Personalized Email Marketing

Remarkably, statistics show that less than 1% of NBA fans have attended a game in person. This problem isn’t totally unique to the NBA, as estimates have shown dwindling attendance at MLB games in recent years. Meanwhile, the NFL has been slowly working its way back up to its 2007 attendance rates. Outside the U.S, a similar downward trend in attendance was seen for other sports like rugby. 
Has a sports engagement problem prevented fans from filling seats in their local arenas? The answer seems to be a clear yes. But as NBA teams share the results of implementing data marketing, it seems this problem can easily be rectified with the right insights.

Jared Geurts, Senior Director of Marketing Analytics for the Utah Jazz spoke openly about how the franchise made some simple changes that led to a 61% increase in digital revenue and a 42% decrease in digital spending.

Ticket sales exploded from $25,000 to nearly $1 million – strictly revenue earned from email campaigns. In the years prior, the team would send out general emails to all fans in order to sell tickets and bolster engagement. The only change they made? A bit of data-driven personalization. They segmented fans into different interest groups, such as those who prefer weekend games, and tailored email campaigns accordingly. This created a more authentic connection with fans as their specific interests were heard.

“We’ve actually, by quite a large margin, been the best team at converting new leads. That wasn’t the case before we really started focusing on personalizing those ads,” Geurts explained. “Just from some simple personalization and caring more about our customers than what we want to sell.”

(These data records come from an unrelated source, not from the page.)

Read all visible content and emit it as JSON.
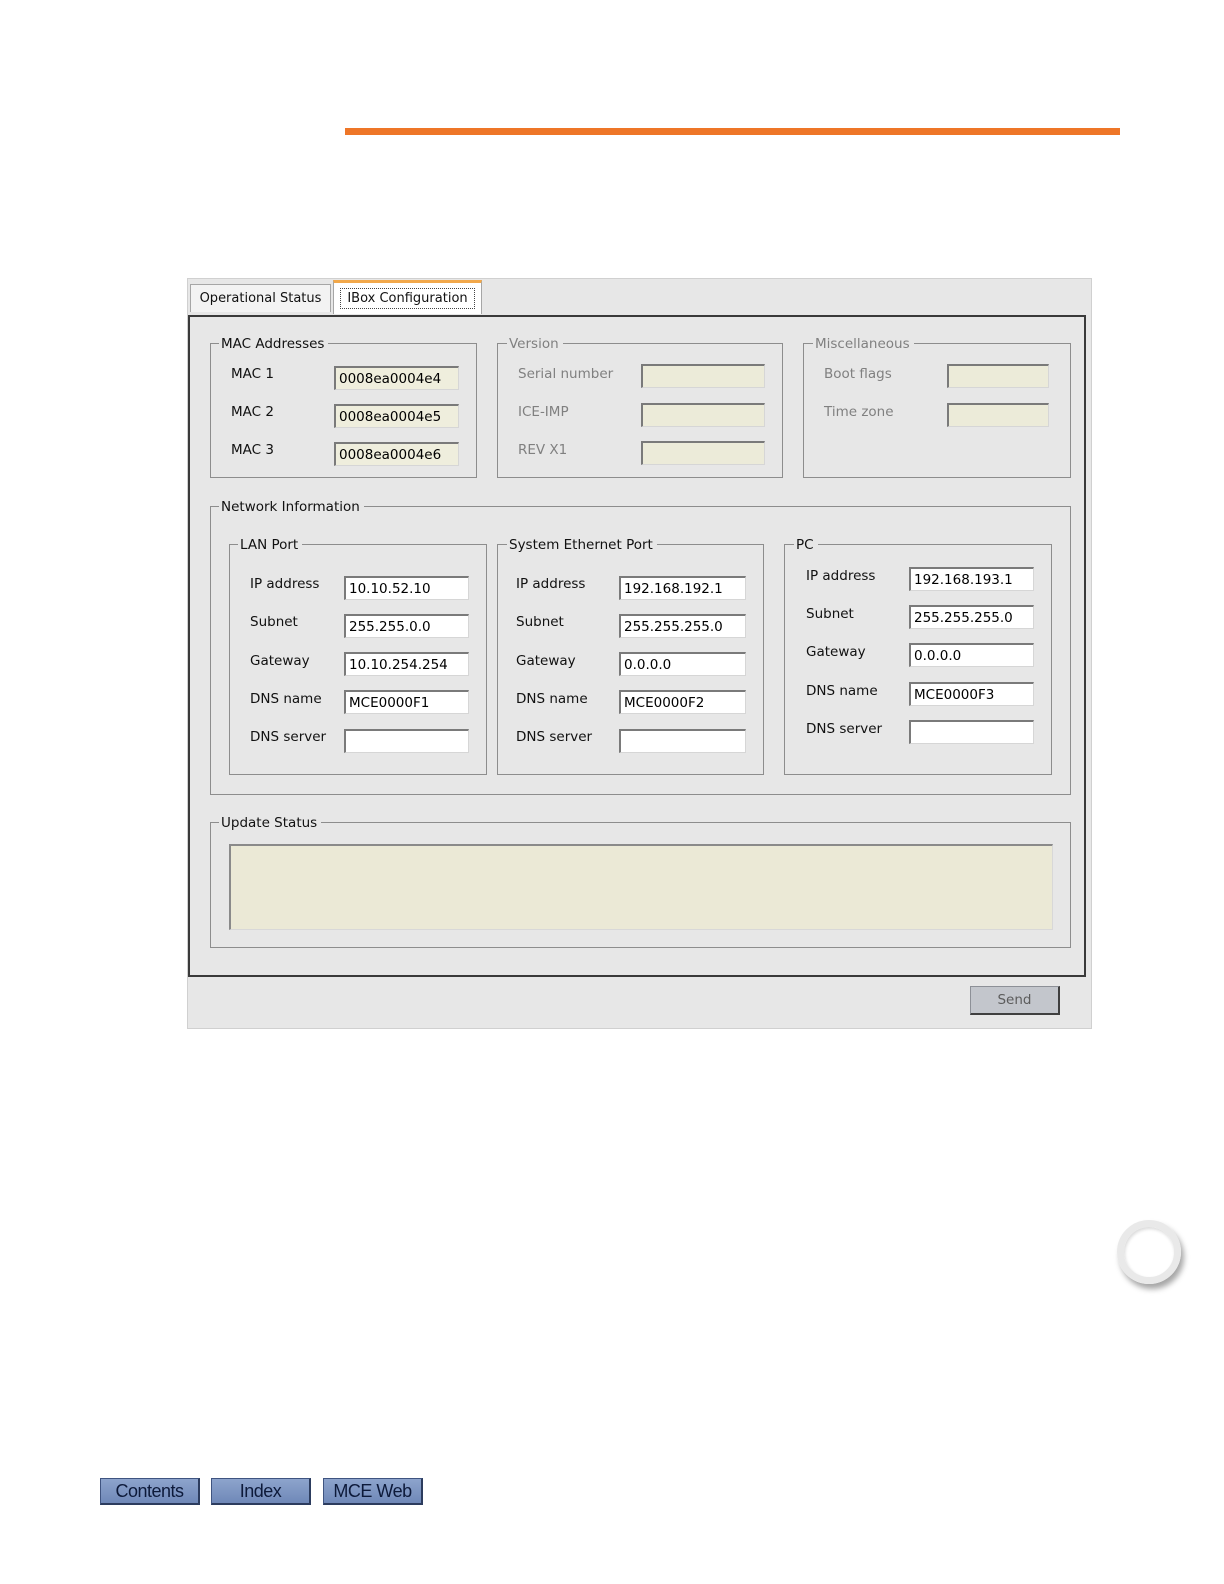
{
  "colors": {
    "accent_rule": "#ee7628",
    "tab_highlight": "#f2a84a",
    "nav_button": "#7b93c0",
    "readonly_field": "#efeedd"
  },
  "tabs": [
    {
      "label": "Operational Status",
      "selected": false
    },
    {
      "label": "IBox Configuration",
      "selected": true
    }
  ],
  "mac": {
    "title": "MAC Addresses",
    "rows": [
      {
        "label": "MAC 1",
        "value": "0008ea0004e4"
      },
      {
        "label": "MAC 2",
        "value": "0008ea0004e5"
      },
      {
        "label": "MAC 3",
        "value": "0008ea0004e6"
      }
    ]
  },
  "version": {
    "title": "Version",
    "rows": [
      {
        "label": "Serial number",
        "value": ""
      },
      {
        "label": "ICE-IMP",
        "value": ""
      },
      {
        "label": "REV X1",
        "value": ""
      }
    ]
  },
  "misc": {
    "title": "Miscellaneous",
    "rows": [
      {
        "label": "Boot flags",
        "value": ""
      },
      {
        "label": "Time zone",
        "value": ""
      }
    ]
  },
  "network": {
    "title": "Network Information",
    "lan": {
      "title": "LAN Port",
      "rows": [
        {
          "label": "IP address",
          "value": "10.10.52.10"
        },
        {
          "label": "Subnet",
          "value": "255.255.0.0"
        },
        {
          "label": "Gateway",
          "value": "10.10.254.254"
        },
        {
          "label": "DNS name",
          "value": "MCE0000F1"
        },
        {
          "label": "DNS server",
          "value": ""
        }
      ]
    },
    "sys": {
      "title": "System Ethernet Port",
      "rows": [
        {
          "label": "IP address",
          "value": "192.168.192.1"
        },
        {
          "label": "Subnet",
          "value": "255.255.255.0"
        },
        {
          "label": "Gateway",
          "value": "0.0.0.0"
        },
        {
          "label": "DNS name",
          "value": "MCE0000F2"
        },
        {
          "label": "DNS server",
          "value": ""
        }
      ]
    },
    "pc": {
      "title": "PC",
      "rows": [
        {
          "label": "IP address",
          "value": "192.168.193.1"
        },
        {
          "label": "Subnet",
          "value": "255.255.255.0"
        },
        {
          "label": "Gateway",
          "value": "0.0.0.0"
        },
        {
          "label": "DNS name",
          "value": "MCE0000F3"
        },
        {
          "label": "DNS server",
          "value": ""
        }
      ]
    }
  },
  "update": {
    "title": "Update Status",
    "text": ""
  },
  "send_label": "Send",
  "nav": {
    "contents": "Contents",
    "index": "Index",
    "mce_web": "MCE Web"
  },
  "icons": {
    "page_ring": "page-ring-icon"
  }
}
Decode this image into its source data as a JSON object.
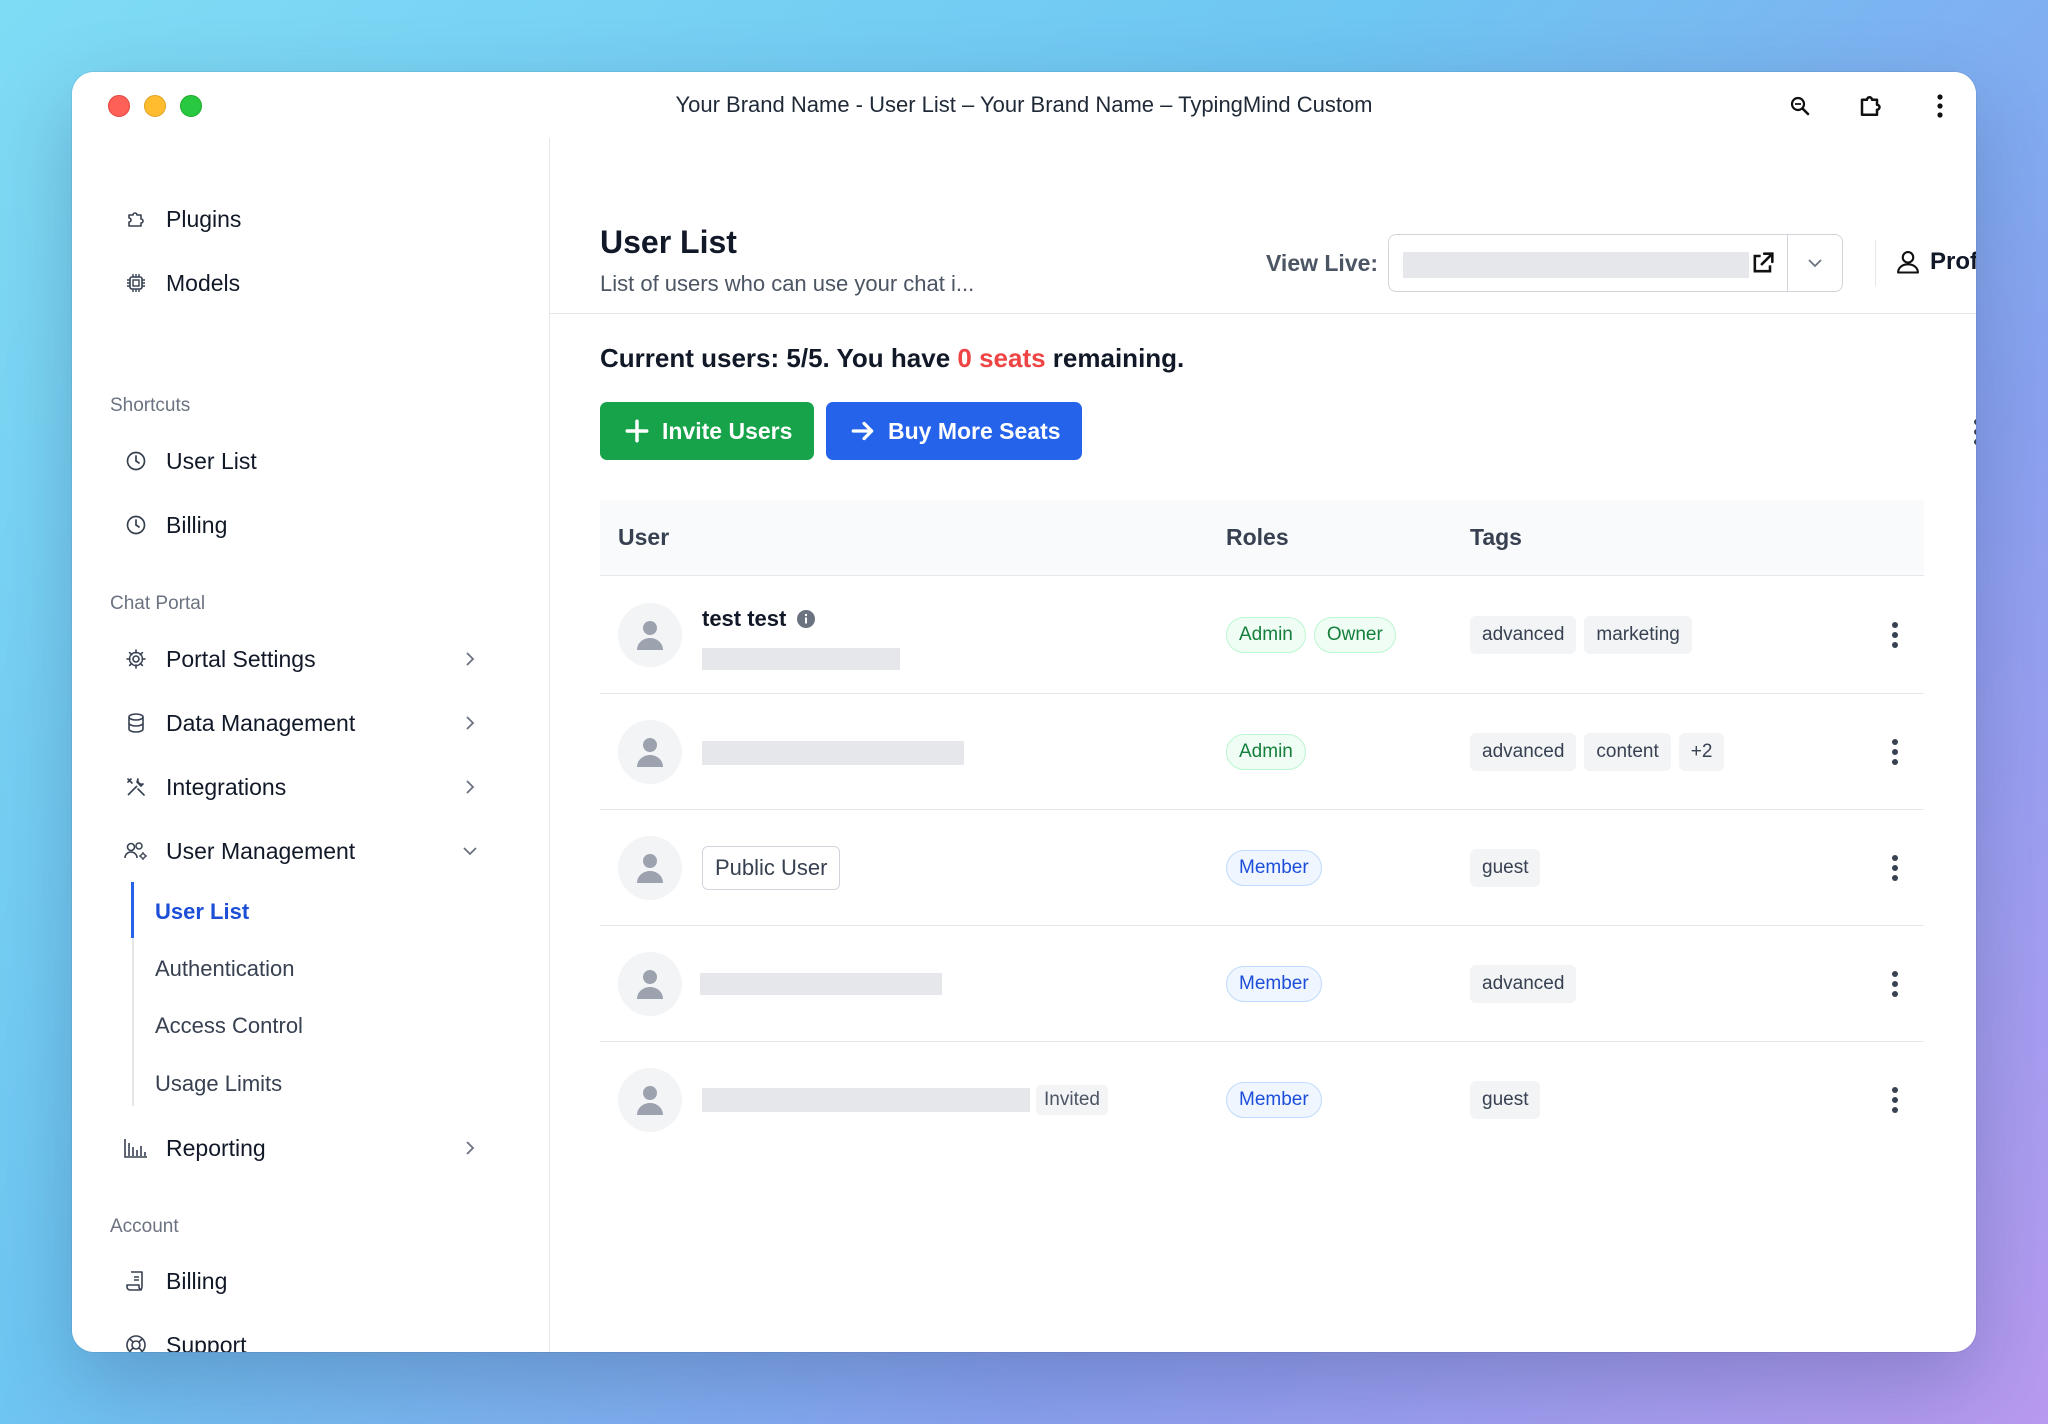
{
  "window": {
    "title": "Your Brand Name - User List – Your Brand Name – TypingMind Custom"
  },
  "sidebar": {
    "top_items": [
      {
        "label": "Plugins",
        "icon": "puzzle-icon"
      },
      {
        "label": "Models",
        "icon": "chip-icon"
      }
    ],
    "shortcuts_label": "Shortcuts",
    "shortcuts": [
      {
        "label": "User List",
        "icon": "clock-icon"
      },
      {
        "label": "Billing",
        "icon": "clock-icon"
      }
    ],
    "chat_portal_label": "Chat Portal",
    "chat_portal": [
      {
        "label": "Portal Settings",
        "icon": "gear-icon"
      },
      {
        "label": "Data Management",
        "icon": "database-icon"
      },
      {
        "label": "Integrations",
        "icon": "tools-icon"
      },
      {
        "label": "User Management",
        "icon": "users-gear-icon"
      }
    ],
    "user_management_sub": [
      {
        "label": "User List",
        "active": true
      },
      {
        "label": "Authentication"
      },
      {
        "label": "Access Control"
      },
      {
        "label": "Usage Limits"
      }
    ],
    "reporting": {
      "label": "Reporting",
      "icon": "bar-chart-icon"
    },
    "account_label": "Account",
    "account": [
      {
        "label": "Billing",
        "icon": "receipt-icon"
      },
      {
        "label": "Support",
        "icon": "lifebuoy-icon"
      }
    ]
  },
  "header": {
    "title": "User List",
    "subtitle": "List of users who can use your chat i...",
    "view_live_label": "View Live:",
    "profile_label": "Profile"
  },
  "summary": {
    "prefix": "Current users: 5/5. You have ",
    "seats": "0 seats",
    "suffix": " remaining."
  },
  "actions": {
    "invite_label": "Invite Users",
    "buy_label": "Buy More Seats"
  },
  "table": {
    "columns": {
      "user": "User",
      "roles": "Roles",
      "tags": "Tags"
    },
    "rows": [
      {
        "name": "test test",
        "roles": [
          "Admin",
          "Owner"
        ],
        "tags": [
          "advanced",
          "marketing"
        ]
      },
      {
        "name": "",
        "roles": [
          "Admin"
        ],
        "tags": [
          "advanced",
          "content",
          "+2"
        ]
      },
      {
        "name": "Public User",
        "roles": [
          "Member"
        ],
        "tags": [
          "guest"
        ]
      },
      {
        "name": "",
        "roles": [
          "Member"
        ],
        "tags": [
          "advanced"
        ]
      },
      {
        "name": "",
        "status": "Invited",
        "roles": [
          "Member"
        ],
        "tags": [
          "guest"
        ]
      }
    ]
  },
  "colors": {
    "accent_blue": "#2563eb",
    "invite_green": "#16a34a",
    "warning_red": "#ef4444"
  }
}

Personalized Experiences at the Game

Another exciting development in NBA trends is how analytics is generating insights about fans while they’re at a game. By knowing more about who is showing up for games, teams are beginning to create interactive experiences that appeal to the demographics in the building. As Deloitte notes, something like requesting a song or earning rewards after a certain number of trips to a concession stand helps fans feel like they’re not only at a game, but part of the collective experience. Much like email campaigns, stadium screens are becoming more personalized as well. Fans sitting in certain sections may see different promotions based on who they are/what group they are in attendance with. 

Drawing Outsiders Back In

Data insights from sports apps may even help teams reach those elusive fans who’ve yet to attend a game or haven’t attended in many months. With the right targeting, it can be just a reminder these fans need to remember they’ve been wanting to attend a live game. By forging partnerships with apps and offering special deals to fans on those apps, teams build a promising bridge for connecting with fans on the fringe.

Giving Fans More Details

NBA Engagement Channels

Relying on new technology has changed things for both fans and players. It’s not a new practice to rest high-performing players as certain points in the season. Yet, fans have been much more vocal about their disappointment on social media in not seeing their favorite players at the games they attend.

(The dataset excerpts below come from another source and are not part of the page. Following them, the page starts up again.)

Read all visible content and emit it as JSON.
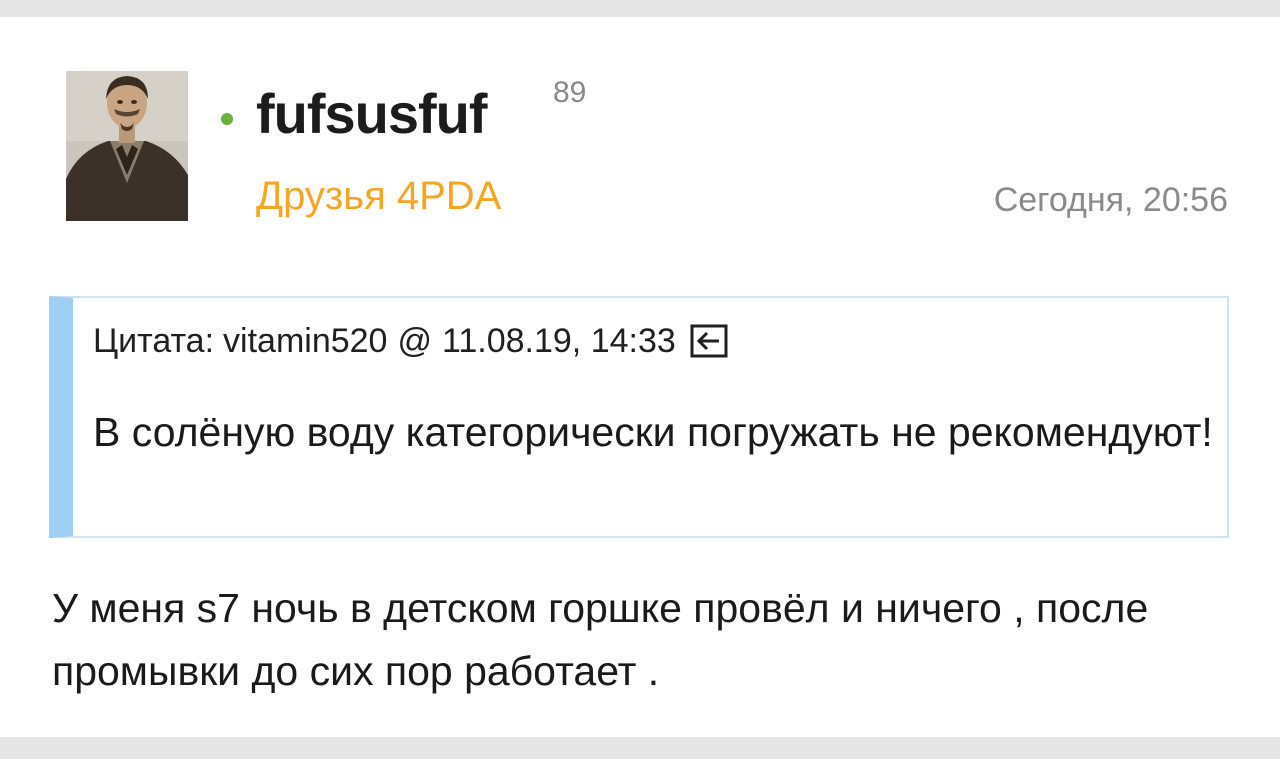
{
  "post": {
    "author": {
      "name": "fufsusfuf",
      "reputation": "89",
      "group": "Друзья 4PDA",
      "online": true,
      "avatar_icon": "user-portrait"
    },
    "date": "Сегодня, 20:56",
    "quote": {
      "label": "Цитата:",
      "author": "vitamin520",
      "at": "@",
      "datetime": "11.08.19, 14:33",
      "goto_icon": "arrow-left-box-icon",
      "text": "В солёную воду категорически погружать не рекомендуют!"
    },
    "text": "У меня s7 ночь в детском горшке провёл и ничего , после промывки до сих пор работает ."
  },
  "colors": {
    "online": "#69b03f",
    "group": "#f5a623",
    "quote_bar": "#9fd0f3",
    "quote_border": "#cce4f2",
    "page_bg": "#e6e6e6",
    "card_bg": "#ffffff"
  }
}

“Analytics have become front and center with precisely when players are rested, how many minutes they get, who they’re matched up against,” said NBA commissioner Adam Silver.

Teams are also using analytics through biometrics and wearables to determine when players are becoming fatigued and may need rest. Silver mentions the delicate balance of upholding their obligation to fans, while simultaneously keeping star players in the best health possible. 

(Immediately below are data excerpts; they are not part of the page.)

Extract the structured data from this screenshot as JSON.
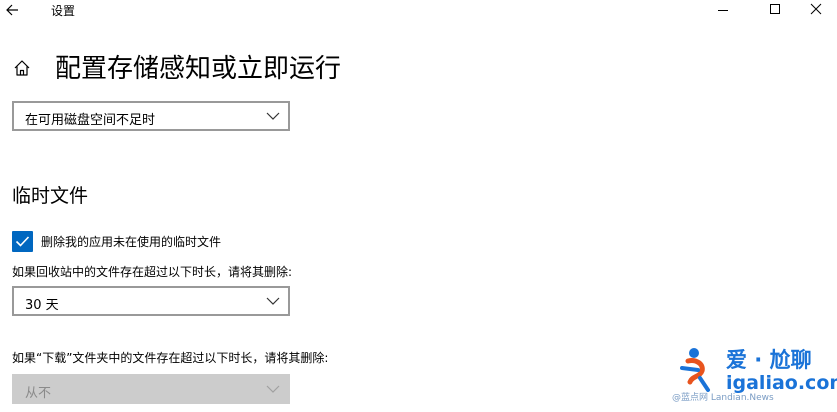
{
  "window": {
    "title": "设置",
    "controls": [
      "minimize-icon",
      "maximize-icon",
      "close-icon"
    ]
  },
  "page": {
    "title": "配置存储感知或立即运行"
  },
  "run_dropdown": {
    "selected": "在可用磁盘空间不足时"
  },
  "temp_files": {
    "heading": "临时文件",
    "delete_checkbox": {
      "label": "删除我的应用未在使用的临时文件",
      "checked": true
    },
    "recycle_bin_label": "如果回收站中的文件存在超过以下时长，请将其删除:",
    "recycle_bin_dropdown": {
      "selected": "30 天"
    },
    "downloads_label": "如果“下载”文件夹中的文件存在超过以下时长，请将其删除:",
    "downloads_dropdown": {
      "selected": "从不",
      "disabled": true
    }
  },
  "watermark": {
    "brand": "爱 · 尬聊",
    "domain": "igaliao.com",
    "credit": "@蓝点网 Landian.News"
  },
  "colors": {
    "accent": "#0067c0",
    "border": "#999999",
    "disabled_fill": "#cccccc",
    "watermark": "#1a73d8"
  }
}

In addition to fan engagement, Silver told interviewer Daniel Pink that analytics are now used for scouting new players, generating more detailed game stats, and even aiding players in improving their game on the court. Data also allows players to prepare for games with detailed stats about the opposing players they’ll be covering. With so much room for perfecting and maximizing success both on the court and in the stands, the sky is the limit for NBA teams implementing data analytics this season.